Nils Schuhmacher Hamburger Soundtrack: Ordnung diesseits und jenseits der Mundhöhle
Orte, an denen die Welt noch in Ordnung ist. Teil 1: In Hamburg wurde dieser Tage der Hamburger Musikpreis „Hans“ in verschiedenen Kategorien vergeben. Wir sind schon gespannt auf nächstes Jahr.
Teil 2: Julia Engelmann (29. 11., Mehr!-Theater). Die „Schauspielerin“, „Poetry Slammerin“, „Dichterin“, „Buchautorin“ und Musikerin musste hier wie schon in den Vorjahren leer ausgehen. Einziger Grund: Sie stammt aus Bremen und hat keine Bezüge zu Hamburg (Zweitwohnung, Sitz der Plattenfirma).
Ansonsten wäre die zweifache Preisträgerin des Bremer „Slammer-Filets“ natürlich bestens geeignet, denn lange schon hat keine „Pop-Poetin“ (Kreiszeitung Syke) mehr so polarisiert wie sie. Die einen werden, wie die FAZ feststellte, mit ihr und durch sie glücklich und feinsinnig, die anderen wahnsinnig und sogar „aggressiv“. Und das können wohl nicht mal die Straßenbande 187 (Hans-Gewinner in der Kategorie „Künstler des Jahres“) von sich sagen – also das mit dem Aggressivwerden vielleicht, aber das andere, na ja. Und mit dem „sagen“ ist es natürlich hier nicht getan. Engelmann beschäftigt sich auch mit den Gedanken und kann somit etwa feststellen: „Mit guten Gedanken ist es wie mit dem Zähneputzen: Ich denke sie jeden Tag wieder neu!“
Teil 3: Während die einen täglich ihre Zähne denken, beschäftigen sich die anderen mit der Verfasstheit der Welt jenseits der eigenen Mundhöhle. Zum Beispiel Kettcar (30. 11., Markthalle). Die sympathische Band, oft geschmäht als musikalischer Sozialdemokratismus, waren in zwei Kategorien nominiert, aber dann doch zu leise oder zu brav oder zu politisch (allerdings auch in den Vorjahren bereits reich bedacht worden).

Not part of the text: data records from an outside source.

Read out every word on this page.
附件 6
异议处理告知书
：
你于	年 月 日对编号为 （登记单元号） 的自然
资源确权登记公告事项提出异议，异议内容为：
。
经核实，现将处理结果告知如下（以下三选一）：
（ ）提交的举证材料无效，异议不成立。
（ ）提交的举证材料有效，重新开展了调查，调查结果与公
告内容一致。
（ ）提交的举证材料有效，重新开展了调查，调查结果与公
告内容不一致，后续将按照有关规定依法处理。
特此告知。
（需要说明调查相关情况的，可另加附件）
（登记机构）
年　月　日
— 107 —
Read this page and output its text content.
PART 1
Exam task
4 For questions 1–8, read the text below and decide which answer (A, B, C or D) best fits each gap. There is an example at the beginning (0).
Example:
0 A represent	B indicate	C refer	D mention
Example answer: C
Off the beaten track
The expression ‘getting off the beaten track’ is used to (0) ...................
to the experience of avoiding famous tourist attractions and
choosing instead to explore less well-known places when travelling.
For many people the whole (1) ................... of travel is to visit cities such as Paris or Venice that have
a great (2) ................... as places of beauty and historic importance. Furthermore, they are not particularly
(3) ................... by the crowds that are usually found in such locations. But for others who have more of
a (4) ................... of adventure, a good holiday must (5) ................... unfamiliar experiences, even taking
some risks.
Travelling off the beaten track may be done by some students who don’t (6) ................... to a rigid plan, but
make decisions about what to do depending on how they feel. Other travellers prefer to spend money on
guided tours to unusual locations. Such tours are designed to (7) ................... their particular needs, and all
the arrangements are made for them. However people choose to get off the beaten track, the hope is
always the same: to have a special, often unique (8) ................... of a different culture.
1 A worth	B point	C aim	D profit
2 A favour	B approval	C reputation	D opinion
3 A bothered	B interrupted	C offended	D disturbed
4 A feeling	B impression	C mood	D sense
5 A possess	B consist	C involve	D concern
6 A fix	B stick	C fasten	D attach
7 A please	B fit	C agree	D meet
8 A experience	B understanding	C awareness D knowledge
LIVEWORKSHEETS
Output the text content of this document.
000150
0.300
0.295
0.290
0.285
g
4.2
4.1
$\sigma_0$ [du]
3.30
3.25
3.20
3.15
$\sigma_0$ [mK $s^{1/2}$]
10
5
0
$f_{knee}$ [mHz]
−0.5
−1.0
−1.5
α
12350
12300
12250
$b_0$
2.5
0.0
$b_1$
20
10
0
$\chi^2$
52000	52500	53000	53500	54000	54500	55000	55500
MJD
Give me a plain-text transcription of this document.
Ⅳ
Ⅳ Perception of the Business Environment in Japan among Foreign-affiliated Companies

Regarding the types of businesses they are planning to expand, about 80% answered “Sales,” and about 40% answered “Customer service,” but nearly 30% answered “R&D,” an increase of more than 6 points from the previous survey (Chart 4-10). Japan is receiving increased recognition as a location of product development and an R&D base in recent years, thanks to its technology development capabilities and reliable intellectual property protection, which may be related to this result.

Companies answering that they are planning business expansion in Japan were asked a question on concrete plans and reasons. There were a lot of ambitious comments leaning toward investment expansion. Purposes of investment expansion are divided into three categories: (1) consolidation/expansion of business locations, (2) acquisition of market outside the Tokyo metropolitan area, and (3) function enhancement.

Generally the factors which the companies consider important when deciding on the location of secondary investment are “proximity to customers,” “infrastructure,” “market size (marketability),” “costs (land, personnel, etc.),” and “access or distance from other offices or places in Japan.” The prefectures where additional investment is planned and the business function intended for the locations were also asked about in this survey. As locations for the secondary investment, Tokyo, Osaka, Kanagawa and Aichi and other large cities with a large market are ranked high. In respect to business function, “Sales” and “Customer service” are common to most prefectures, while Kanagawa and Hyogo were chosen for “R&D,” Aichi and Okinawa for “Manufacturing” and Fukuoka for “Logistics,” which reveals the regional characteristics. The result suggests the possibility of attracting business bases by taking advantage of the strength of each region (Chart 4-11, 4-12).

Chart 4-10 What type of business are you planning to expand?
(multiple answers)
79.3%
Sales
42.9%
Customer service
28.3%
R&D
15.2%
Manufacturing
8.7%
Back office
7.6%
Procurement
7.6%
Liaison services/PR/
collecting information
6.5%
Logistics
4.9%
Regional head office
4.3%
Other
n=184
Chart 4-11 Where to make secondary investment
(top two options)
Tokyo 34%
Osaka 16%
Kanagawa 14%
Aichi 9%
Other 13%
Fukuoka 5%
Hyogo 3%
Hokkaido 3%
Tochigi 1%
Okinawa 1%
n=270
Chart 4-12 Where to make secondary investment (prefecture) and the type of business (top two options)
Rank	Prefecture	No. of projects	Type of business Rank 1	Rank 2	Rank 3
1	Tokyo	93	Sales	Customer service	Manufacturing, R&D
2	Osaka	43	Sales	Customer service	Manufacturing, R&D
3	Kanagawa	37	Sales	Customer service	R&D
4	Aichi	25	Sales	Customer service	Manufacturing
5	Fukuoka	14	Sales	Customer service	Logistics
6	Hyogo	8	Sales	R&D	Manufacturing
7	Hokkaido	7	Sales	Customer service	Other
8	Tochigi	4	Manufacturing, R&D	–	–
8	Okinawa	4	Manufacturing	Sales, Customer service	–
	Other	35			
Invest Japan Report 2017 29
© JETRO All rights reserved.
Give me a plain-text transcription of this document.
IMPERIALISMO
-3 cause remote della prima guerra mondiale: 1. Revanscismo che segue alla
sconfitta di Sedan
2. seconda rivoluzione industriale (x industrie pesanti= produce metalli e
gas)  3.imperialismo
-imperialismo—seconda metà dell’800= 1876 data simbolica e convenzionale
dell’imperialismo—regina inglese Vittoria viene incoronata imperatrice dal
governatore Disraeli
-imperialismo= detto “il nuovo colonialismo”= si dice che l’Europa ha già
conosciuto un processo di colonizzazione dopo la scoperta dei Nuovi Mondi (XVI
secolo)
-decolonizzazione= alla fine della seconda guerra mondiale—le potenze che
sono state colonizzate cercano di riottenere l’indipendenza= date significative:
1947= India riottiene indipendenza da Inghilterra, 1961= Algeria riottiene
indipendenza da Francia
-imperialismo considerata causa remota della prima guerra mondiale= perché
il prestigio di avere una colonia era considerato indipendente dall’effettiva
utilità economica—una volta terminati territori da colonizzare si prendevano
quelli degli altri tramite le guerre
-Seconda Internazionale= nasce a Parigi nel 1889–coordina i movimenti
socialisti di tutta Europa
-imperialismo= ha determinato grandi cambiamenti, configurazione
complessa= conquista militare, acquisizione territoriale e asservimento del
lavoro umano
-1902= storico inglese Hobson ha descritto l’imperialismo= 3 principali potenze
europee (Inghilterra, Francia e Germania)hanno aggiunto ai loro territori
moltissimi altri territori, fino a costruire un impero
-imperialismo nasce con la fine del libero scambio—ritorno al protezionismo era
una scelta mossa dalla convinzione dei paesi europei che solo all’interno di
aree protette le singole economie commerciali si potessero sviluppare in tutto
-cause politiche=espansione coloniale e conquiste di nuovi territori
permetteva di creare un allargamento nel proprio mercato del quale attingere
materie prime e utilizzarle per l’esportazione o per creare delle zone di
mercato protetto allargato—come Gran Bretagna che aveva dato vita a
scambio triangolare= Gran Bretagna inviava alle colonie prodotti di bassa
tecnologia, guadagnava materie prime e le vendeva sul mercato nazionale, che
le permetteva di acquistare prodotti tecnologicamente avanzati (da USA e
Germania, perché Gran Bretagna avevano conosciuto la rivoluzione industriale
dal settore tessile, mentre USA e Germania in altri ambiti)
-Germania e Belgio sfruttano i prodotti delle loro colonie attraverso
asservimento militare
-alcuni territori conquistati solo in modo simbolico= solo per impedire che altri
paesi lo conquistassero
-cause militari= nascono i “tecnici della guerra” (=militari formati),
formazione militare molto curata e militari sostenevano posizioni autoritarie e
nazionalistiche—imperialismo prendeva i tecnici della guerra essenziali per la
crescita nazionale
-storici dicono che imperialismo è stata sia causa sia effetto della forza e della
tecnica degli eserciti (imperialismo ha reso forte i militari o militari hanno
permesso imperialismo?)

Womit wir dann auch schon an den Orten wären, an denen die Welt ganz generell nicht in Ordnung ist. Zum Beispiel bei Billy Bragg. Seit über 30 Jahren begleitet er mit seiner Gitarre als „One Man Clash“ die Verhältnisse und steht für einen sowohl politischen als auch poetischen Gegenentwurf, der mit der Zuckergusshaftigkeit und Oberflächlichkeit viel dekorierter Popwesen nur sehr wenig zu tun hat. Das ist dann auch ein bisschen wie aus der Zeit gefallen. Aber ausverkauft ist das Konzert – natürlich – trotzdem schon (30. 11, Fabrik).